Sequestradores atraíram-na com um gelado. Pooja passou a ser escrava deles: “Bateram-me com um rolo de massa e as minhas costas começaram a sangrar”

Pooja estava a chegar à escola com o seu irmão mais velho, quando foi sequestrada. Só que os dois chatearam-se e o rapaz entrou na escola, deixando a irmã para trás, até porque estava atrasado. Agora, à BBC, a jovem contou o que aconteceu: estava no exterior da escola na capital do estado de Maharashtra, quando um casal lhe ofereceu um gelado. Foi desta forma que a atraíram para o seu carro. Primeiro, foi levada para Goa e depois para Karnataka, estados no oeste e sul da Índia, respetivamente. Na viagem, ameaçaram bater-lhe se chorasse ou desse nas vistas.

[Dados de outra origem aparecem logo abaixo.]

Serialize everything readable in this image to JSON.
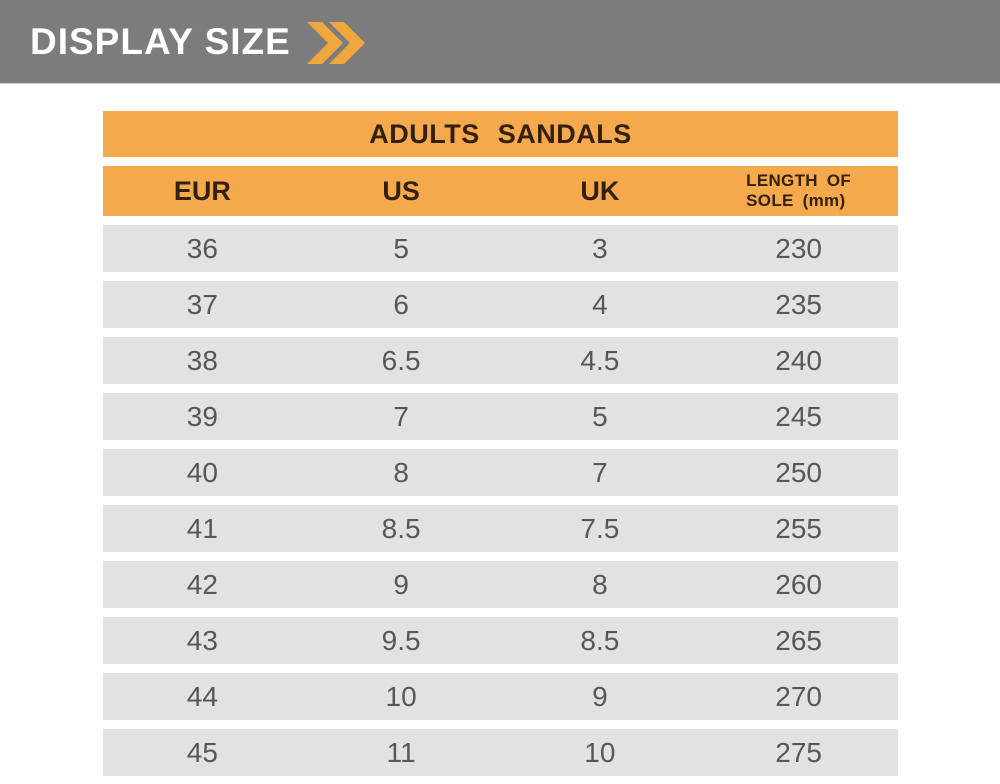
{
  "banner": {
    "title": "DISPLAY SIZE",
    "chevron_icon": "double-chevron-right"
  },
  "table": {
    "title": "ADULTS SANDALS",
    "header": {
      "eur": "EUR",
      "us": "US",
      "uk": "UK",
      "length_line1": "LENGTH OF",
      "length_line2": "SOLE  (mm)"
    }
  },
  "chart_data": {
    "type": "table",
    "title": "ADULTS SANDALS",
    "columns": [
      "EUR",
      "US",
      "UK",
      "LENGTH OF SOLE (mm)"
    ],
    "rows": [
      [
        "36",
        "5",
        "3",
        "230"
      ],
      [
        "37",
        "6",
        "4",
        "235"
      ],
      [
        "38",
        "6.5",
        "4.5",
        "240"
      ],
      [
        "39",
        "7",
        "5",
        "245"
      ],
      [
        "40",
        "8",
        "7",
        "250"
      ],
      [
        "41",
        "8.5",
        "7.5",
        "255"
      ],
      [
        "42",
        "9",
        "8",
        "260"
      ],
      [
        "43",
        "9.5",
        "8.5",
        "265"
      ],
      [
        "44",
        "10",
        "9",
        "270"
      ],
      [
        "45",
        "11",
        "10",
        "275"
      ]
    ]
  },
  "colors": {
    "banner_bg": "#7c7c7c",
    "banner_text": "#ffffff",
    "accent_orange": "#f4a94c",
    "chevron_orange": "#efa73e",
    "header_text": "#33200d",
    "row_bg": "#e2e2e2",
    "row_text": "#57575a"
  }
}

Durante os primeiros tempos com os seus sequestradores, Pooja foi autorizada a frequentar a escola. Mas por um curto período de tempo. Depois de o casal ter tido um filho, foi retirada da escola e todos se mudaram para Mumbai — exatamente onde vivia com a sua família antes do sequestro. Ali, tornou-se escrava do casal e do filho.

Eles batiam-me com um cinto, davam-me pontapés e socos. Uma vez eles bateram-me com um rolo de massa com tanta força que as minhas costas começaram a sangrar. Também fui obrigada a fazer tarefas domésticas e trabalhar de 12 a 24 horas seguidas”, contou à BBC.

Pooja descobriu agora que a casa onde estava sob sequestro era, na realidade, próxima da da sua família. Só que a jovem indiana não só não conhecia as estradas — Mumbai é a maior cidade da Índia —, como estava sempre a ser vigiada e não tinha dinheiro para fazer sequer uma chamada telefónica. Assim, durante nove anos, não conseguiu pedir ajuda ou tentar encontrar o caminho de casa.